Dear Editors,
We write to respond to Hond et al.’s recent study entitled, “Machine learning for developing a prediction model of hospital admission of emergency department patients: Hype or hope?” [1]. In their study, they highlighted the benefits of reducing Emergency Department (ED) crowding, how prediction of admission can help to achieve this, and demonstrated that logistic regression and machine learning (ML) models are equally excellent predictors of hospital admission.
Hond et al. cite Afnan et al.’s meta-analysis [2] to suggest that triage nurse prediction is “not good enough to accurately predict the hospitalization of ED patients”. Whilst true that triage nurse predictions are not accurate enough on their own to allow one-to-one planning of admission, the meta-analysis showed that triage nurse predictions do significantly correlate with outcome [2]: when a nurse predicts admission, a patient’s chance of needing a hospital bed significantly increases from a baseline rate of 29–63%. Likewise, a nurse’s prediction of discharge decreases the chance of admission to 12%. Therefore, triage nurse prediction of disposition could constitute a covariate in an ML prediction model which only draws on early data (<30 min).
The model’s use of number of consultations as a component of complexity/comorbidity is based on a 2018 prospective cohort study which identified a number of factors, including number of consultations, which predicted length of stay (LOS) [3]. Even under the assumption that LOS is a reasonable proxy for comorbidity, the advent of COVID-19 since that study complicates use of “number of consultations” as a component. Many patients presenting to the ED with COVID-19 would have multiple comorbidities, but staff may wish to minimise contact with these patients and instead expedite their transfer to ITU/COVID wards. For EDs which see a high volume of COVID presentations, using “number of consultations” as a feature for model training, which may correlate positively with case complexity sometimes and inversely at others, could cause the model to overfit.
Hond et al. claim that uninterpretable ML models will outperform logistic regression when faced with complex data patterns, but this is not necessarily true, especially when the model’s features are meaningful to domain experts [4]. This applies to the ED, for example, a patient’s presenting complaint and disease severity score, which are meaningful to ED clinicians as predictors of needing hospital care, are features included in Hond et al.’s model [1]. This aligns with their results which showed no predictive benefit of their ML model over their logistic regression model. Several ethical and epistemic problems with uninterpretable ML algorithms have been highlighted in other healthcare domains [5], and many of these concerns generalise to ED admission prediction. For example, the algorithm may generalise poorly to different populations due to the presence of confounding variables in the initial evaluation (as has been the case for an ML algorithm designed to detect intracranial haemorrhage [6]); if this were the case in the context of admission prediction, patients from certain demographics may be less likely to receive a hospital bed promptly than others.
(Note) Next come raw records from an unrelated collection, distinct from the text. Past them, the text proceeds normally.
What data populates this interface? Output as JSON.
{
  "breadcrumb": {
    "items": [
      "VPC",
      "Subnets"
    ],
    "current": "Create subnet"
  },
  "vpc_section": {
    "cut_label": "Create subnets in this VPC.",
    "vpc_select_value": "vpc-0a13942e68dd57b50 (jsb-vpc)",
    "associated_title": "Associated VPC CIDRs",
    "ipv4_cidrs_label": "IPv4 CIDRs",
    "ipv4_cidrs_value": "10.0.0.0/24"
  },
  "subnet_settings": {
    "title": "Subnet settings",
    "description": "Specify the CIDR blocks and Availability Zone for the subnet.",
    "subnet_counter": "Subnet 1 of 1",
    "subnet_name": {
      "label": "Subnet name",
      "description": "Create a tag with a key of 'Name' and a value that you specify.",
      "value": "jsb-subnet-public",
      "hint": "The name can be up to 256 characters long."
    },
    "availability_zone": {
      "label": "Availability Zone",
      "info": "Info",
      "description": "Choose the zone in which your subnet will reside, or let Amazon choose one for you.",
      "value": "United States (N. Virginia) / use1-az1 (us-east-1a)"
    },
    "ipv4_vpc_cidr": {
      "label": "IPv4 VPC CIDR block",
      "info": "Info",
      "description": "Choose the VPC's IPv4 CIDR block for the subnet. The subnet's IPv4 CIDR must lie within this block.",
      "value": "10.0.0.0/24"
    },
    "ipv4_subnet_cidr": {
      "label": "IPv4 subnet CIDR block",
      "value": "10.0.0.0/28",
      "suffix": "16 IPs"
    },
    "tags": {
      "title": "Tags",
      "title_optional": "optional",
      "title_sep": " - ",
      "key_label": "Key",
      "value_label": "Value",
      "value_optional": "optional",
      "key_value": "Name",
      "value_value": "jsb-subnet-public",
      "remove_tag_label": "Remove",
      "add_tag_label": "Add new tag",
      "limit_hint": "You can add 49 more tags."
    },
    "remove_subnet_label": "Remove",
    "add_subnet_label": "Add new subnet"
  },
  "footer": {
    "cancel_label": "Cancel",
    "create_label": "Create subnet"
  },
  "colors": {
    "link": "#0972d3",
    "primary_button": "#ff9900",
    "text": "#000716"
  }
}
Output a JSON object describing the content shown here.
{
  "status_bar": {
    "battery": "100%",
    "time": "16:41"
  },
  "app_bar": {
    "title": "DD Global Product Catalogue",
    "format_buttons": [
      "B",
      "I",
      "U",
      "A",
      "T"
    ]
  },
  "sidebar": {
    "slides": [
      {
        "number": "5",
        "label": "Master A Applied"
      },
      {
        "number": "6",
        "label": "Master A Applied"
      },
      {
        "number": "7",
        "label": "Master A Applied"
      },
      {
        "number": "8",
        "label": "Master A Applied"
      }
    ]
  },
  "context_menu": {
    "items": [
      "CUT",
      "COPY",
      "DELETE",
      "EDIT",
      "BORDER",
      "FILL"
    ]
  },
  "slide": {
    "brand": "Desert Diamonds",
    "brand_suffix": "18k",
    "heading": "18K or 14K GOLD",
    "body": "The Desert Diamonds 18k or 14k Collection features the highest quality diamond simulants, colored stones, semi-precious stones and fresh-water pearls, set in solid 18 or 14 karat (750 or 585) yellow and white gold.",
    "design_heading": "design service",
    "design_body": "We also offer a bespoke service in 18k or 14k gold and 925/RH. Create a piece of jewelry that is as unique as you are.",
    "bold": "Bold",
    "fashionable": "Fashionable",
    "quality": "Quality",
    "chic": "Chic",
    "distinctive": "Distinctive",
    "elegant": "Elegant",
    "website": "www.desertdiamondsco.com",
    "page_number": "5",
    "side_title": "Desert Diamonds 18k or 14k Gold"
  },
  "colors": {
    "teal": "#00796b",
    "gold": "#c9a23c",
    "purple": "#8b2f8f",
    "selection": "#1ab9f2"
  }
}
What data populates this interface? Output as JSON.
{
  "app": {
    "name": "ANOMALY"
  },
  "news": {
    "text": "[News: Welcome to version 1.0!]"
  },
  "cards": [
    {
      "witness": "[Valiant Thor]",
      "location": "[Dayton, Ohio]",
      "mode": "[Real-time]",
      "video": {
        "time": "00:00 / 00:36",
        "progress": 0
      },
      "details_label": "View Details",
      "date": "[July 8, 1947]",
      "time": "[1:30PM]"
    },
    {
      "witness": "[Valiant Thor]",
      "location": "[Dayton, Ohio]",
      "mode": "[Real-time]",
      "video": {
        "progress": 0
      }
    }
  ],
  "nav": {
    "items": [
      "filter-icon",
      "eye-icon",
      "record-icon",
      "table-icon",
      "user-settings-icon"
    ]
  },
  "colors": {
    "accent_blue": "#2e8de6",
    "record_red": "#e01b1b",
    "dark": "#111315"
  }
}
For instance, patients with learning disabilities may have greater difficulty reporting pain [7], pulse oximetry is worse at detecting hypoxemia for Black people than Caucasians [8], and there may be many more confounders we would fail to consider. Furthermore, how practically would a healthcare professional convince a patient that they would need to stay in hospital based on an entirely inscrutable algorithm’s recommendation? Would healthcare professionals and bed managers themselves be inclined to trust such an algorithm? Interpretable models could mitigate these concerns because healthcare professionals can check a model’s reasoning process for plausibility, errors and confounders, which would also promote trust when using the tool.
We read Hond et al.’s study with great enthusiasm and hope they will consider creating and evaluating interpretable ML models for admission prediction, for which triage nurse prediction could be a covariate.
Author’s statement
MAMA conceived the idea, wrote the initial draft and approved of the manuscript’s submission.
FA contributed substantially to writing the draft and approved of the manuscript’s submission.
HW, TN, PS, and CK critically revised the manuscript and approved of the manuscript’s submission.
Declaration of Competing Interest
The authors declare that they have no known competing financial interests or personal relationships that could have appeared to influence the work reported in this paper.